These thoughts are from an old Xavier Men’s Program Basketball Coaching newsletter. If you are interested in seeing their archive or signing up for the newsletter, click this link: Xavier Basketball Newsletter
Blueprint for a successful coaching philosophy–Jimmy Dykes
Coach Dykes is the former Women’s Coach at Arkansas. Prior to taking the job this past spring, he has been an analyst for ESPN and has served as an Assistant for several D1 Men’s Programs. He also spent a year as a Scout for the NBA Seattle Sonics (now the OKC Thunder).
Even though you probably won’t agree with everything, I think that there are at least a few thoughts included that can be applied to your coaching and to your team.
1) Everyday guys will beat sometime guys every day.
– High talent guys that are sometime guys will be a year of frustration.
– Key areas of recruiting: evaluation of talent and evaluation of character.
– Everyday guys go every day, every possession.
– When evaluating a player, watch how they respond in a bad game.
2) If you are not tough, you will not win.
– Do not flinch on a loose ball.
– Blow up screens.
– Do not let one mistake become two.
– “Toughness is doing what is right when it is really really hard to do what is right.”
3) If you cannot talk it, you cannot execute it.
– Players must be able to talk the action.
4) Practice for 5-10 minutes without talking.
– Will drive home the importance of talking real quick.
5) If you aren’t talking loud enough in practice to be heard in a silent gym, you will not be heard in the loudest arena.
6) Where are we scoring from? 3 key areas:
– The free throw line should be a number one priority in an offense .
– Are you scoring off of rim shots?
– Clean 3’s.
– The quality of shots of us vs. them will 90% of the time determine who wins the game.
7) How hard are your cuts?
– Be in good enough shape to still be able to hard cut in the last 5-6 minutes of the game, not just for a half.
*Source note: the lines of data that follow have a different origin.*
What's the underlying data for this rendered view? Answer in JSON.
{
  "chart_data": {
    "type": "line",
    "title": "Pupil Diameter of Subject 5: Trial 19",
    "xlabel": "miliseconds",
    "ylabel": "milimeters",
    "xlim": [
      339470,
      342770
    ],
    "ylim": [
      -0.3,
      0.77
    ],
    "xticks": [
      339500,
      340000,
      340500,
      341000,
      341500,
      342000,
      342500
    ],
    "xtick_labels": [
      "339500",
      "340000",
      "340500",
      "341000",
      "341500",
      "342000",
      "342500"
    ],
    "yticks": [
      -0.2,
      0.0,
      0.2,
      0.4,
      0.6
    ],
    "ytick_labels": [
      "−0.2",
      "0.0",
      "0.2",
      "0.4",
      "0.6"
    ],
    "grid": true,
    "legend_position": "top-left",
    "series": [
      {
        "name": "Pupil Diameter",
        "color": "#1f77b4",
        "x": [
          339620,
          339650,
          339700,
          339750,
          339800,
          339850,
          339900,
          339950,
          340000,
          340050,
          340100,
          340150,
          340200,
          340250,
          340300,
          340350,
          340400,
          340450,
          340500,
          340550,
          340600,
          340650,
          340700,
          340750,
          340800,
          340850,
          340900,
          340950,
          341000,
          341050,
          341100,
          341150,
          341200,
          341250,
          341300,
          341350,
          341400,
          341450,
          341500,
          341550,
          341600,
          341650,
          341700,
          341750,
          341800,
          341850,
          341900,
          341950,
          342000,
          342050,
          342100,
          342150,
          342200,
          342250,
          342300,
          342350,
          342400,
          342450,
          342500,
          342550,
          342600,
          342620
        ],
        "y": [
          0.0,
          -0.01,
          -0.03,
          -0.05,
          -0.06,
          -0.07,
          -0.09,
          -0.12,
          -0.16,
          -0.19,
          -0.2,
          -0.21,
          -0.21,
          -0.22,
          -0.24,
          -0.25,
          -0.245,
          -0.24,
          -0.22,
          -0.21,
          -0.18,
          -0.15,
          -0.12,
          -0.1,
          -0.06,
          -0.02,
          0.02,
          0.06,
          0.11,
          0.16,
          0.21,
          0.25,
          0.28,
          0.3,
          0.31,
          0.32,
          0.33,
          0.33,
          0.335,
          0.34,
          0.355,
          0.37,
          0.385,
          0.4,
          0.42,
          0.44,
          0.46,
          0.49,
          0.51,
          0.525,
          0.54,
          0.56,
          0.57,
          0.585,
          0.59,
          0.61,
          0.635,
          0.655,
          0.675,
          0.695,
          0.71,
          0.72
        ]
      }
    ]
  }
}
– Cut with purpose and passion.
– Hard cuts wear people down.
8) 24/24 last final four teams have shot 32% or higher from the 3pt line
– Who is shooting your 3’s? Has a lot to do with what you shoot as a team.
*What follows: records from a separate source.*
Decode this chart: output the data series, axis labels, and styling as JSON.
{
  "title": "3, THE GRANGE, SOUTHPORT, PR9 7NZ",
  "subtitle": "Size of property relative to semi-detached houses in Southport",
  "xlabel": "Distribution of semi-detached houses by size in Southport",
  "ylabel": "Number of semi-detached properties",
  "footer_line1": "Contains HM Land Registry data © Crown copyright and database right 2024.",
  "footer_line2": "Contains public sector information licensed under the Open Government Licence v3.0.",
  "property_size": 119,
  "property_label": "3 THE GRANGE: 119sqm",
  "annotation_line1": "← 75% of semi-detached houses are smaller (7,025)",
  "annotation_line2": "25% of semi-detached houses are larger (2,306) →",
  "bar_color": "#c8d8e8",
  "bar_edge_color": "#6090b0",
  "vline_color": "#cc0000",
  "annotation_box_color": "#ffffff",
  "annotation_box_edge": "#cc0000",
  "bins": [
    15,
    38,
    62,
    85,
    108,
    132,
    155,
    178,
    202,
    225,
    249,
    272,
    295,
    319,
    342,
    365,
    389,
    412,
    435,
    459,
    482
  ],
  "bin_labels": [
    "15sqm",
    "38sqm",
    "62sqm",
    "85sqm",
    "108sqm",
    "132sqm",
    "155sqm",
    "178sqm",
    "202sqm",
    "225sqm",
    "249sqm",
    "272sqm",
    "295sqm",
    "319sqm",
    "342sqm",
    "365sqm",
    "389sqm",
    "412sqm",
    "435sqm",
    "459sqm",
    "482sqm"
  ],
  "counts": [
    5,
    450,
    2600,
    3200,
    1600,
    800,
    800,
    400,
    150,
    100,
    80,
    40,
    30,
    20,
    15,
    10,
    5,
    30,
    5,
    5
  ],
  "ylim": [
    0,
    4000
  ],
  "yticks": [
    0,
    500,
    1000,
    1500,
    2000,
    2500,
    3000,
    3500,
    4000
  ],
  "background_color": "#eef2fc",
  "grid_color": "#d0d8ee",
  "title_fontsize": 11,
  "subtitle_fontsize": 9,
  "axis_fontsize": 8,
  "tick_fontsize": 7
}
– Selection of the 3: are you open? Are you balanced? Are you shooting a bad pass? Quit shooting bad passes and shot percent will rise as a team. Good 3pt shooting teams and good passing have direct correlation.
9) it is not the number of plays you have but the number of plays you can run with perfection.
10) You cannot be a great player if you avoid contact.
Simple things to always keep your eyes on:
1) Guard your yard.
2) Average teams can defend the first on-ball action, good defensive teams can defend the second
action, but only elite level teams can defend the third on-ball action.
3) ANY FORM OF SELFISHNESS MUST BE ELIMINATED, CUT OUT.
4) Leadership is backwards now-a-days. The freshmen or first year guys are the ones that have to do
things last, carry stuff off the bus, get the leftovers, etc. The greatest leaders are those that are
servants.
– How can you serve others? Get your leaders to think that.
5) What is emphasized the last 10 minutes in the locker room before a game better be emphasized
every day in practice before that.
6) When you watch your team play, they have either been taught to do that or you have allowed them to do that.
7) Good coaches can see the problem but great coaches can fix the problem.
– Great teams fix the problem right now.
8) We all need a reference point because we are either going to be ready or be rattled.
– Why is that happening?
– What do you go back to when things get chaotic?
9) Do not get bored with the basics. Shot goes up, are all 5 guys in motion?
Things not seen enough in drills
1) Not enough one on one.
2) Tremendous need in just knowing how to play the game. Need more 4-on-4 or 5-on-5 halv court no dribble. Do we know how to screen to get people open?
3) In golf, every swing you ever take should have a specific purpose. Every single time. Do we teach that when it comes to shooting? The great shooters gear their practice shots toward what they are actually going to do in a game.
4) You cannot allow outside distractions to effect practice and locker room. We cannot demand things of players that we cannot also do as a coach, As a coach, if you have junk weighing on you from outside the job, you cannot perform as a coach at the level that you need to perform. You don’t want that from your players so why want that from you?
5) Very important to raise the bar in areas of your life. Do not settle for less.